Frank and Betty exchanged a long look, one of those wordless, weary-but-loving glances only decades of marriage could perfect. Betty finally gave a small, reluctant nod.

Frank reached into his pocket and pulled out the keys.

“After what Roger and Artie did for us—protecting me, making sure I didn’t end up in prison for running the books—I owe you both. This is the least we can do.” He dangled the keys that Maggie knew like they were her own. “The car is yours, ladies. Take good care of her.”

Jo Ellen sucked in a breath. Maggie froze.

Was Frank really offering her the very thing she knew was missing in her life? And could she just accept it and the change it meant? Could she be the woman that Brick saw when he grinned at her? The woman who flew down the interstate, unburdened by fear?

Yes , she realized with a jolt. She already was that woman. And this car might not be Betty’s dream, but it turned out to be Maggie’s.

“Well?” Frank asked, shaking the keys.

Maggie snatched them from his hands as she and Jo squealed like teenagers and lunged to hug Frank and Betty at the same time, arms colliding in a tangled, emotional mess of laughter and joy.

“Thank you,” Maggie whispered, pulling Betty into a tight embrace. “We’ll take you for a joyride.”

Betty touched her face, unexpected tears in her eyes. “You look like you’ve already been on one,” she said. “I’m happy for you, Mags.”

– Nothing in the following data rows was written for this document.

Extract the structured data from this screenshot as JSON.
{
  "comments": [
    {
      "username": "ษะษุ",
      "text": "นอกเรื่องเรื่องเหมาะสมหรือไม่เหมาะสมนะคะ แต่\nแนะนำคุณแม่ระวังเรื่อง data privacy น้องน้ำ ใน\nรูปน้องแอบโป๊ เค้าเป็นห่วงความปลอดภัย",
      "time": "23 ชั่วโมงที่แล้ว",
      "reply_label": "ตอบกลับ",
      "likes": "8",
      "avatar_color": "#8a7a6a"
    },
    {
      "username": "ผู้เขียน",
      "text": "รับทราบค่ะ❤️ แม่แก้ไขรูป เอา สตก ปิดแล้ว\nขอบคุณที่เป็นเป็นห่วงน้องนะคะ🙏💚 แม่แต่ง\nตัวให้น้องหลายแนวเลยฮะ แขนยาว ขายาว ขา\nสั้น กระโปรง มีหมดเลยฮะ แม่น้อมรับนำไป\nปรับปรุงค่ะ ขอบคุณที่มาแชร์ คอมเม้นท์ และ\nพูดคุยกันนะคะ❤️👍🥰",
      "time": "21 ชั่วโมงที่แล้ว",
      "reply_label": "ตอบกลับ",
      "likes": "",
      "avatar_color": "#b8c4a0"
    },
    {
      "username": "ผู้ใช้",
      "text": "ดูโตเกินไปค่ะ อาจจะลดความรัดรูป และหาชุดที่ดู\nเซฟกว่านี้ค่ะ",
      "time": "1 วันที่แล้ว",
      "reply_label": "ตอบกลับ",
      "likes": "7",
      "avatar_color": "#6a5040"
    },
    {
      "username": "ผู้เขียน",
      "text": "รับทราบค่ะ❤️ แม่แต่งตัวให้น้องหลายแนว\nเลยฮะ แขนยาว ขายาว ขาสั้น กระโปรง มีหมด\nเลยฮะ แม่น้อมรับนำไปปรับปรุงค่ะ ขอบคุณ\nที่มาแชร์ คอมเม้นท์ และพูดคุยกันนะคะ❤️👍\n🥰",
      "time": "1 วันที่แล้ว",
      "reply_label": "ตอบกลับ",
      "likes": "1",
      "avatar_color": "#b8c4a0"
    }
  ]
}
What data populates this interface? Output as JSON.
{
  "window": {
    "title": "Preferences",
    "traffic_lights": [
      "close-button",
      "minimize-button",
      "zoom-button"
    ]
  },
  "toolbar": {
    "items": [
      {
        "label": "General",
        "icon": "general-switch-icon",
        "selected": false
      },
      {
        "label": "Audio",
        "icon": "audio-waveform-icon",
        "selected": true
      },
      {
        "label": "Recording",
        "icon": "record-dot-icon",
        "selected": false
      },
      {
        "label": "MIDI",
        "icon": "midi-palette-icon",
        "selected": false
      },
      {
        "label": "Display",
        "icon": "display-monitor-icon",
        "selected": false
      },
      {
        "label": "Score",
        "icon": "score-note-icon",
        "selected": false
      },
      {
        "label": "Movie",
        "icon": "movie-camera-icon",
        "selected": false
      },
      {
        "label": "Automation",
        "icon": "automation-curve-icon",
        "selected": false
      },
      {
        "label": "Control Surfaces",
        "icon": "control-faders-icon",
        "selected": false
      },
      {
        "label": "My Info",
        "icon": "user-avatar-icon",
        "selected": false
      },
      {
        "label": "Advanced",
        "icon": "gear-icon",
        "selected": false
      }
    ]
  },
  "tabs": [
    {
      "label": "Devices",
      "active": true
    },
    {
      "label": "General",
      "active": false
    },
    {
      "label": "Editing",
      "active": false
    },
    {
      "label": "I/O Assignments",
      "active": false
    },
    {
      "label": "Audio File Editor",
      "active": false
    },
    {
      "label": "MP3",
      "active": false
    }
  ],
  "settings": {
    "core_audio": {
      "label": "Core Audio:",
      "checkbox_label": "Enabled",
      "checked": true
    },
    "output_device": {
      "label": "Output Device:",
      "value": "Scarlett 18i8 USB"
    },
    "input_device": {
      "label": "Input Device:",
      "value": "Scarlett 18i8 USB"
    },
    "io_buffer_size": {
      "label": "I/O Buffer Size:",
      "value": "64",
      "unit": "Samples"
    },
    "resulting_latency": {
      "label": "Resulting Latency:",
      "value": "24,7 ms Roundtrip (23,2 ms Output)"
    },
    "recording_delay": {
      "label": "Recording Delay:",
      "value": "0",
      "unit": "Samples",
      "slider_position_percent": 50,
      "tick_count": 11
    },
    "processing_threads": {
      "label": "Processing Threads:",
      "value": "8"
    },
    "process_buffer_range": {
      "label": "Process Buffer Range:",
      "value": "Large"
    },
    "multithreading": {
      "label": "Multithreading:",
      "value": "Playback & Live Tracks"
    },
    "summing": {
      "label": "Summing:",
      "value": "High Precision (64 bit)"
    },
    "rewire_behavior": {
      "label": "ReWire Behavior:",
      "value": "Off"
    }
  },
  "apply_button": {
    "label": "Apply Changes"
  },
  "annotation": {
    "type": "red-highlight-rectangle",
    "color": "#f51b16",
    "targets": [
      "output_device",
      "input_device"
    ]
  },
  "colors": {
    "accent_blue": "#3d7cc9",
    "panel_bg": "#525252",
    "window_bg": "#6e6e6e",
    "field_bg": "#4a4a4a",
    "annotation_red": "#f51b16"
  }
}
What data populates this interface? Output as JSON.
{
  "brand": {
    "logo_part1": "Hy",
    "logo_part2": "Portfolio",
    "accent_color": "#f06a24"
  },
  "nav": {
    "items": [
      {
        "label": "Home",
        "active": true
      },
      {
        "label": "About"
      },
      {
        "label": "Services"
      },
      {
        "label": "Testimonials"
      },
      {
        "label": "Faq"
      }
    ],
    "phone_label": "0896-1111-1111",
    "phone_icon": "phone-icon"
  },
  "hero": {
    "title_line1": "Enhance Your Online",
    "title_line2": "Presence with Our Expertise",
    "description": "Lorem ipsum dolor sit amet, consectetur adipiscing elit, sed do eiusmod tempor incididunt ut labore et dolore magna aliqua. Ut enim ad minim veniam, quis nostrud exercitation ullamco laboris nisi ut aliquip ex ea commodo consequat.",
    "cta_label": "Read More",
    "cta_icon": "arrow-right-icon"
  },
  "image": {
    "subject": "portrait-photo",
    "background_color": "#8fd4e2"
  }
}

“Well, we’re not just driving this thing around town,” Jo Ellen announced. “We’ve got plans. Road trips. Adventures. Maybe a few parking lot donuts. Well, as soon as you get your license renewed.”

“And we’re naming her,” Maggie declared, looking at Jo Ellen. Her friend just tipped her head knowingly, and they said the name in perfect unison.

“Scarlett.”

Frank groaned. “You two are going to be unbearable.”

“We already are,” Jo Ellen said sweetly. “But now we’re mobile.”

Maggie flipped the keys in Jo Ellen’s face with a teasing look. “I say we take Scarlett to Charleston next.”

“Where Rhett was born,” Jo Ellen said.

Laughing, they hugged.

“See? I paid attention to that endless movie,” Jo added as a whisper in her ear.

Maggie just squeezed her friend and felt whole and excited for life. She might not have that many years left, but she was going to make every one of them count.